А Вы знаете, что я приеду раньше, с Вашей сестрой? [148] Ну, пока, до свиданья, будьте здоровы, веселы и счастливы.
Кругом говорят о Вашей новой пьесе — я одна ничего не знаю и не слышу. Мне не верят, когда я на вопросы совершенно искренно пожимаю плечами и говорю, что мне ничего неизвестно. Ну, как хотите. Ох, как скучно жить, а еще скучнее, когда знаешь, что скука от самой себя.
Прощайте, академик.
А. П. Чехов — О. Л. Книппер
От Вашего письма, милая актриса, веет черной меланхолией; Вы мрачны, Вы страшно несчастны, но это, надо думать, не надолго, так как скоро, очень скоро Вы будете сидеть в вагоне и закусывать с большим аппетитом. Это хорошо, что Вы приедете раньше всех, с Машей, мы все-таки успеем поговорить, погулять, кое-где побывать, выпить и закусить. Только, пожалуйста, не берите с собой Вишневского, а то он здесь будет следовать за Вами и за мной по пятам и не даст сказать ни одного слова; и жить не даст, так как будет все время читать из «Дяди Вани».
Пьесы новой у меня нет, это газеты врут. Вообще газеты никогда не писали про меня правды. Если бы я начал пьесу, то, конечно, сообщил бы об этом первым делом Вам.
У нас ветер, еще весна не наступила как следует, но все же мы уже ходим без калош и в шляпах. Скоро, на сих днях, зацветут тюльпаны. Сад у меня хорош, но все как-то не убрано, мусорно, это сад-дилетант.
Тут Горький. Он очень хвалит Вас и ваш театр. Я познакомлю Вас с ним.
Чу! Кто-то приехал. Вошел гость.
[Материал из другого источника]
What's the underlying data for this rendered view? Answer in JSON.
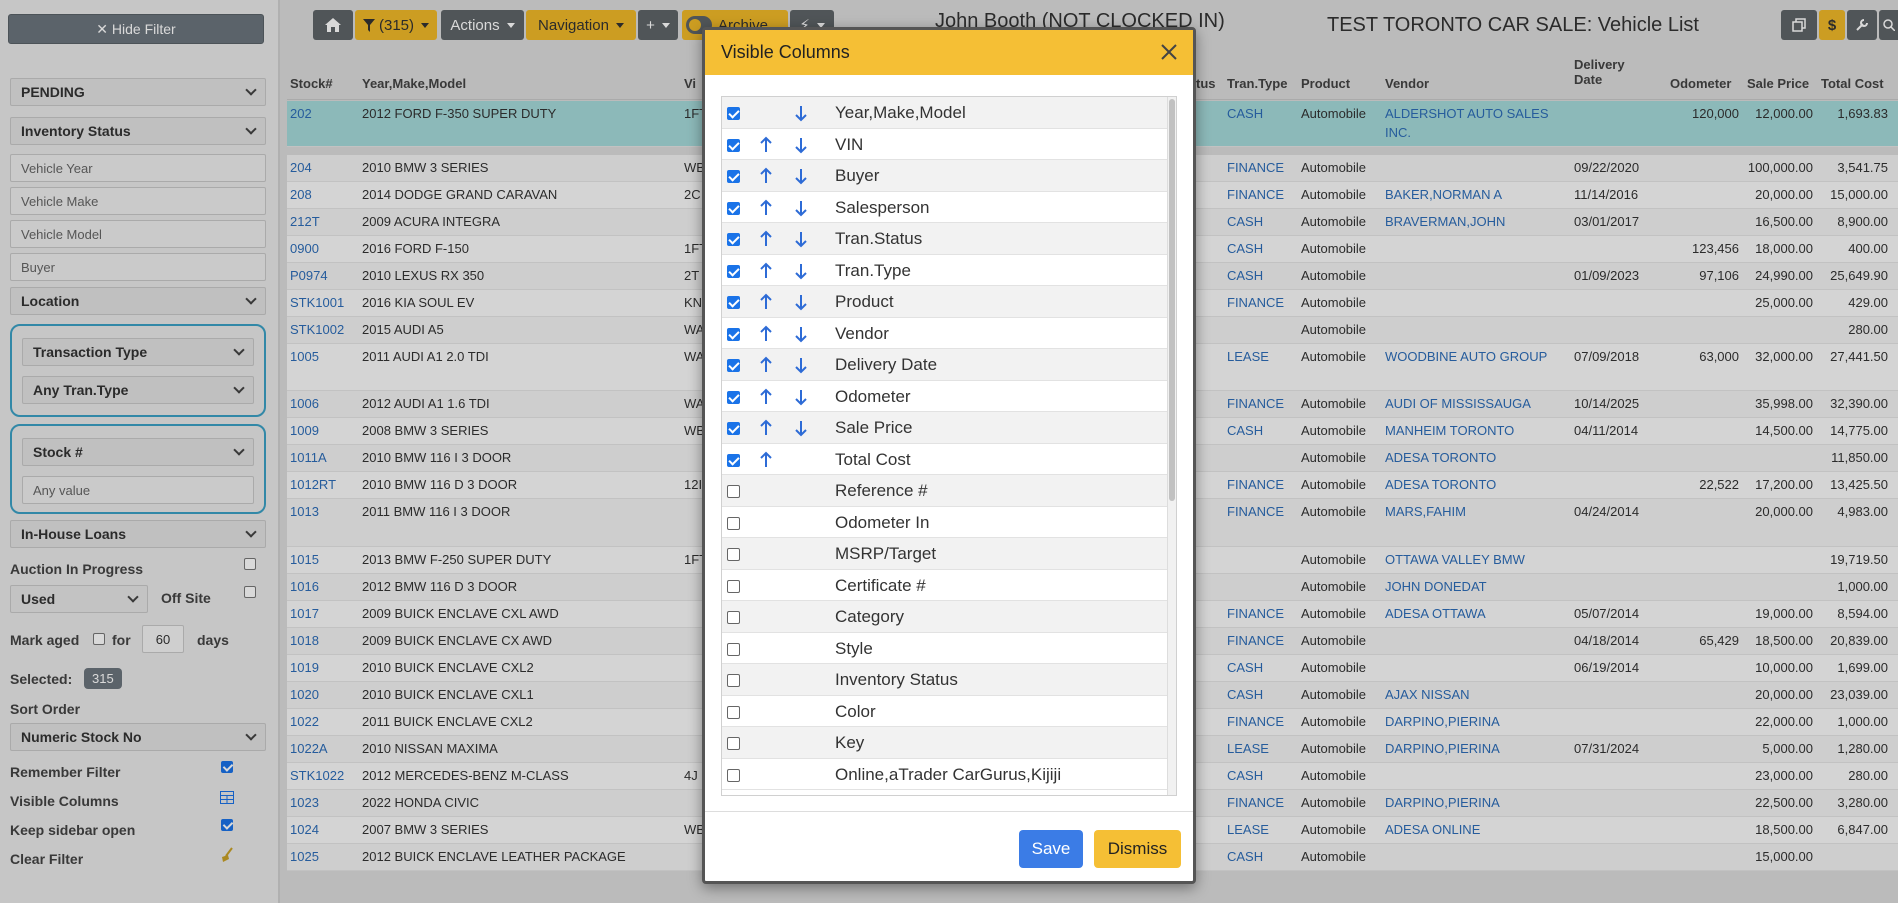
{
  "sidebar": {
    "hide_filter": "✕ Hide Filter",
    "pending": "PENDING",
    "inventory_status": "Inventory Status",
    "vehicle_year": "Vehicle Year",
    "vehicle_make": "Vehicle Make",
    "vehicle_model": "Vehicle Model",
    "buyer": "Buyer",
    "location": "Location",
    "transaction_type": "Transaction Type",
    "any_tran_type": "Any Tran.Type",
    "stock_no": "Stock #",
    "any_value": "Any value",
    "in_house_loans": "In-House Loans",
    "auction_in_progress": "Auction In Progress",
    "used": "Used",
    "off_site": "Off Site",
    "mark_aged": "Mark aged",
    "for": "for",
    "days_value": "60",
    "days": "days",
    "selected_label": "Selected:",
    "selected_count": "315",
    "sort_order": "Sort Order",
    "sort_value": "Numeric Stock No",
    "remember_filter": "Remember Filter",
    "visible_columns": "Visible Columns",
    "keep_sidebar_open": "Keep sidebar open",
    "clear_filter": "Clear Filter"
  },
  "topbar": {
    "filter_count": "(315)",
    "actions": "Actions",
    "navigation": "Navigation",
    "plus": "+",
    "archive": "Archive",
    "user": "John Booth (NOT CLOCKED IN)",
    "page_title": "TEST TORONTO CAR SALE: Vehicle List"
  },
  "table": {
    "headers": {
      "stock": "Stock#",
      "ymm": "Year,Make,Model",
      "vin_partial": "Vi",
      "status_partial": "tus",
      "tran_type": "Tran.Type",
      "product": "Product",
      "vendor": "Vendor",
      "delivery_date_1": "Delivery",
      "delivery_date_2": "Date",
      "odometer": "Odometer",
      "sale_price": "Sale Price",
      "total_cost": "Total Cost"
    },
    "rows": [
      {
        "stock": "202",
        "ymm": "2012 FORD F-350 SUPER DUTY",
        "vin": "1FT",
        "tran": "CASH",
        "product": "Automobile",
        "vendor": "ALDERSHOT AUTO SALES",
        "vendor2": "INC.",
        "date": "",
        "odo": "120,000",
        "price": "12,000.00",
        "cost": "1,693.83"
      },
      {
        "stock": "204",
        "ymm": "2010 BMW 3 SERIES",
        "vin": "WB",
        "tran": "FINANCE",
        "product": "Automobile",
        "vendor": "",
        "vendor2": "",
        "date": "09/22/2020",
        "odo": "",
        "price": "100,000.00",
        "cost": "3,541.75"
      },
      {
        "stock": "208",
        "ymm": "2014 DODGE GRAND CARAVAN",
        "vin": "2C",
        "tran": "FINANCE",
        "product": "Automobile",
        "vendor": "BAKER,NORMAN A",
        "vendor2": "",
        "date": "11/14/2016",
        "odo": "",
        "price": "20,000.00",
        "cost": "15,000.00"
      },
      {
        "stock": "212T",
        "ymm": "2009 ACURA INTEGRA",
        "vin": "",
        "tran": "CASH",
        "product": "Automobile",
        "vendor": "BRAVERMAN,JOHN",
        "vendor2": "",
        "date": "03/01/2017",
        "odo": "",
        "price": "16,500.00",
        "cost": "8,900.00"
      },
      {
        "stock": "0900",
        "ymm": "2016 FORD F-150",
        "vin": "1FT",
        "tran": "CASH",
        "product": "Automobile",
        "vendor": "",
        "vendor2": "",
        "date": "",
        "odo": "123,456",
        "price": "18,000.00",
        "cost": "400.00"
      },
      {
        "stock": "P0974",
        "ymm": "2010 LEXUS RX 350",
        "vin": "2T",
        "tran": "CASH",
        "product": "Automobile",
        "vendor": "",
        "vendor2": "",
        "date": "01/09/2023",
        "odo": "97,106",
        "price": "24,990.00",
        "cost": "25,649.90"
      },
      {
        "stock": "STK1001",
        "ymm": "2016 KIA SOUL EV",
        "vin": "KN",
        "tran": "FINANCE",
        "product": "Automobile",
        "vendor": "",
        "vendor2": "",
        "date": "",
        "odo": "",
        "price": "25,000.00",
        "cost": "429.00"
      },
      {
        "stock": "STK1002",
        "ymm": "2015 AUDI A5",
        "vin": "WA",
        "tran": "",
        "product": "Automobile",
        "vendor": "",
        "vendor2": "",
        "date": "",
        "odo": "",
        "price": "",
        "cost": "280.00"
      },
      {
        "stock": "1005",
        "ymm": "2011 AUDI A1 2.0 TDI",
        "vin": "WA",
        "tran": "LEASE",
        "product": "Automobile",
        "vendor": "WOODBINE AUTO GROUP",
        "vendor2": "",
        "date": "07/09/2018",
        "odo": "63,000",
        "price": "32,000.00",
        "cost": "27,441.50"
      },
      {
        "stock": "1006",
        "ymm": "2012 AUDI A1 1.6 TDI",
        "vin": "WA",
        "tran": "FINANCE",
        "product": "Automobile",
        "vendor": "AUDI OF MISSISSAUGA",
        "vendor2": "",
        "date": "10/14/2025",
        "odo": "",
        "price": "35,998.00",
        "cost": "32,390.00"
      },
      {
        "stock": "1009",
        "ymm": "2008 BMW 3 SERIES",
        "vin": "WB",
        "tran": "CASH",
        "product": "Automobile",
        "vendor": "MANHEIM TORONTO",
        "vendor2": "",
        "date": "04/11/2014",
        "odo": "",
        "price": "14,500.00",
        "cost": "14,775.00"
      },
      {
        "stock": "1011A",
        "ymm": "2010 BMW 116 I 3 DOOR",
        "vin": "",
        "tran": "",
        "product": "Automobile",
        "vendor": "ADESA TORONTO",
        "vendor2": "",
        "date": "",
        "odo": "",
        "price": "",
        "cost": "11,850.00"
      },
      {
        "stock": "1012RT",
        "ymm": "2010 BMW 116 D 3 DOOR",
        "vin": "12I",
        "tran": "FINANCE",
        "product": "Automobile",
        "vendor": "ADESA TORONTO",
        "vendor2": "",
        "date": "",
        "odo": "22,522",
        "price": "17,200.00",
        "cost": "13,425.50"
      },
      {
        "stock": "1013",
        "ymm": "2011 BMW 116 I 3 DOOR",
        "vin": "",
        "tran": "FINANCE",
        "product": "Automobile",
        "vendor": "MARS,FAHIM",
        "vendor2": "",
        "date": "04/24/2014",
        "odo": "",
        "price": "20,000.00",
        "cost": "4,983.00"
      },
      {
        "stock": "1015",
        "ymm": "2013 BMW F-250 SUPER DUTY",
        "vin": "1FT",
        "tran": "",
        "product": "Automobile",
        "vendor": "OTTAWA VALLEY BMW",
        "vendor2": "",
        "date": "",
        "odo": "",
        "price": "",
        "cost": "19,719.50"
      },
      {
        "stock": "1016",
        "ymm": "2012 BMW 116 D 3 DOOR",
        "vin": "",
        "tran": "",
        "product": "Automobile",
        "vendor": "JOHN DONEDAT",
        "vendor2": "",
        "date": "",
        "odo": "",
        "price": "",
        "cost": "1,000.00"
      },
      {
        "stock": "1017",
        "ymm": "2009 BUICK ENCLAVE CXL AWD",
        "vin": "",
        "tran": "FINANCE",
        "product": "Automobile",
        "vendor": "ADESA OTTAWA",
        "vendor2": "",
        "date": "05/07/2014",
        "odo": "",
        "price": "19,000.00",
        "cost": "8,594.00"
      },
      {
        "stock": "1018",
        "ymm": "2009 BUICK ENCLAVE CX AWD",
        "vin": "",
        "tran": "FINANCE",
        "product": "Automobile",
        "vendor": "",
        "vendor2": "",
        "date": "04/18/2014",
        "odo": "65,429",
        "price": "18,500.00",
        "cost": "20,839.00"
      },
      {
        "stock": "1019",
        "ymm": "2010 BUICK ENCLAVE CXL2",
        "vin": "",
        "tran": "CASH",
        "product": "Automobile",
        "vendor": "",
        "vendor2": "",
        "date": "06/19/2014",
        "odo": "",
        "price": "10,000.00",
        "cost": "1,699.00"
      },
      {
        "stock": "1020",
        "ymm": "2010 BUICK ENCLAVE CXL1",
        "vin": "",
        "tran": "CASH",
        "product": "Automobile",
        "vendor": "AJAX NISSAN",
        "vendor2": "",
        "date": "",
        "odo": "",
        "price": "20,000.00",
        "cost": "23,039.00"
      },
      {
        "stock": "1022",
        "ymm": "2011 BUICK ENCLAVE CXL2",
        "vin": "",
        "tran": "FINANCE",
        "product": "Automobile",
        "vendor": "DARPINO,PIERINA",
        "vendor2": "",
        "date": "",
        "odo": "",
        "price": "22,000.00",
        "cost": "1,000.00"
      },
      {
        "stock": "1022A",
        "ymm": "2010 NISSAN MAXIMA",
        "vin": "",
        "tran": "LEASE",
        "product": "Automobile",
        "vendor": "DARPINO,PIERINA",
        "vendor2": "",
        "date": "07/31/2024",
        "odo": "",
        "price": "5,000.00",
        "cost": "1,280.00"
      },
      {
        "stock": "STK1022",
        "ymm": "2012 MERCEDES-BENZ M-CLASS",
        "vin": "4J",
        "tran": "CASH",
        "product": "Automobile",
        "vendor": "",
        "vendor2": "",
        "date": "",
        "odo": "",
        "price": "23,000.00",
        "cost": "280.00"
      },
      {
        "stock": "1023",
        "ymm": "2022 HONDA CIVIC",
        "vin": "",
        "tran": "FINANCE",
        "product": "Automobile",
        "vendor": "DARPINO,PIERINA",
        "vendor2": "",
        "date": "",
        "odo": "",
        "price": "22,500.00",
        "cost": "3,280.00"
      },
      {
        "stock": "1024",
        "ymm": "2007 BMW 3 SERIES",
        "vin": "WB",
        "tran": "LEASE",
        "product": "Automobile",
        "vendor": "ADESA ONLINE",
        "vendor2": "",
        "date": "",
        "odo": "",
        "price": "18,500.00",
        "cost": "6,847.00"
      },
      {
        "stock": "1025",
        "ymm": "2012 BUICK ENCLAVE LEATHER PACKAGE",
        "vin": "",
        "tran": "CASH",
        "product": "Automobile",
        "vendor": "",
        "vendor2": "",
        "date": "",
        "odo": "",
        "price": "15,000.00",
        "cost": ""
      }
    ]
  },
  "modal": {
    "title": "Visible Columns",
    "save": "Save",
    "dismiss": "Dismiss",
    "columns": [
      {
        "label": "Year,Make,Model",
        "checked": true,
        "up": false,
        "down": true
      },
      {
        "label": "VIN",
        "checked": true,
        "up": true,
        "down": true
      },
      {
        "label": "Buyer",
        "checked": true,
        "up": true,
        "down": true
      },
      {
        "label": "Salesperson",
        "checked": true,
        "up": true,
        "down": true
      },
      {
        "label": "Tran.Status",
        "checked": true,
        "up": true,
        "down": true
      },
      {
        "label": "Tran.Type",
        "checked": true,
        "up": true,
        "down": true
      },
      {
        "label": "Product",
        "checked": true,
        "up": true,
        "down": true
      },
      {
        "label": "Vendor",
        "checked": true,
        "up": true,
        "down": true
      },
      {
        "label": "Delivery Date",
        "checked": true,
        "up": true,
        "down": true
      },
      {
        "label": "Odometer",
        "checked": true,
        "up": true,
        "down": true
      },
      {
        "label": "Sale Price",
        "checked": true,
        "up": true,
        "down": true
      },
      {
        "label": "Total Cost",
        "checked": true,
        "up": true,
        "down": false
      },
      {
        "label": "Reference #",
        "checked": false,
        "up": false,
        "down": false
      },
      {
        "label": "Odometer In",
        "checked": false,
        "up": false,
        "down": false
      },
      {
        "label": "MSRP/Target",
        "checked": false,
        "up": false,
        "down": false
      },
      {
        "label": "Certificate #",
        "checked": false,
        "up": false,
        "down": false
      },
      {
        "label": "Category",
        "checked": false,
        "up": false,
        "down": false
      },
      {
        "label": "Style",
        "checked": false,
        "up": false,
        "down": false
      },
      {
        "label": "Inventory Status",
        "checked": false,
        "up": false,
        "down": false
      },
      {
        "label": "Color",
        "checked": false,
        "up": false,
        "down": false
      },
      {
        "label": "Key",
        "checked": false,
        "up": false,
        "down": false
      },
      {
        "label": "Online,aTrader CarGurus,Kijiji",
        "checked": false,
        "up": false,
        "down": false
      }
    ]
  },
  "colors": {
    "accent_yellow": "#f5bf35",
    "link_blue": "#2d6db8",
    "save_blue": "#3b7ce6",
    "highlight_row": "#a5dada"
  }
}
До свиданья, актриса!
Ваш
О. Л. Книппер — А. П. Чехову
Вот и первое мая, милый мой писатель! Холод, дождь, и будни в душе. Мне стыдно, что я до сих пор не черкнула Вам словечко. Я как-то еще и не сжилась с своей комнатой, все больше блуждаю и не знаю, что мне с собой и с другими делать. Хочется на юг, хочется тепла, хочется солнца в душе — эпикурейские замашки, правда? Вообще я избаловалась маленечко, даже здорово, стараюсь жизнь сделать легкой — а это скверно. Ялта промелькнула как сон. Мне так отрадно вспомнить, как хорошо я провела первые дни у Вас, когда я не была еще актрисой. Только гадко, что Вы прихворнули. От Севастополя у меня осталось скверное воспоминание, да и у Вас тоже, правда? Зато в Ялте — сплошной шумный праздник — генеральские наезды, кормление их, езда в театр, там овации, гвалт, цветы, адреса, и в довершение завтрак у Татариновой на крыше в фееричной обстановке!
Ну, а Вы что поделываете, писатель? Что у Вас на душе, что у Вас в голове, что Вы надумываете в Вашем славном кабинете? Рады Вы в общем нашему приезду? Напишите мне хорошее искреннее письмо, только не отделывайтесь фразочками, как Вы часто любите делать. Напишите, как себя чувствуете? Ну, надоела я Вам, пристаю, да? Пишите что хотите, что напишется. Кто у Вас часто бывает? — О, женщина, опять вопрос!
В июне надеюсь увидеться с Вами, коль Вы меня примете. Поживем потихонечку, да Вы ведь, впрочем, в Париж удираете. Ну, видно будет.
Здесь отвратительно, — дождь, холод, снег, все что угодно. В театр не хожу еще, не звали пока. Наши домашние очень рады, конечно, моему приезду — у них кислота. Дядя Саша с Володей изводили вчера Машу своим дурашливым настроением.
У меня великолепно цветут розы — утешение для серого настроения. Жду с нетерпением посланьица от Вас, хочется очень знать, что Вы делаете.
Addio, Academicus, копайтесь в саду, ухаживайте за цветами, если нет женщин около Вас.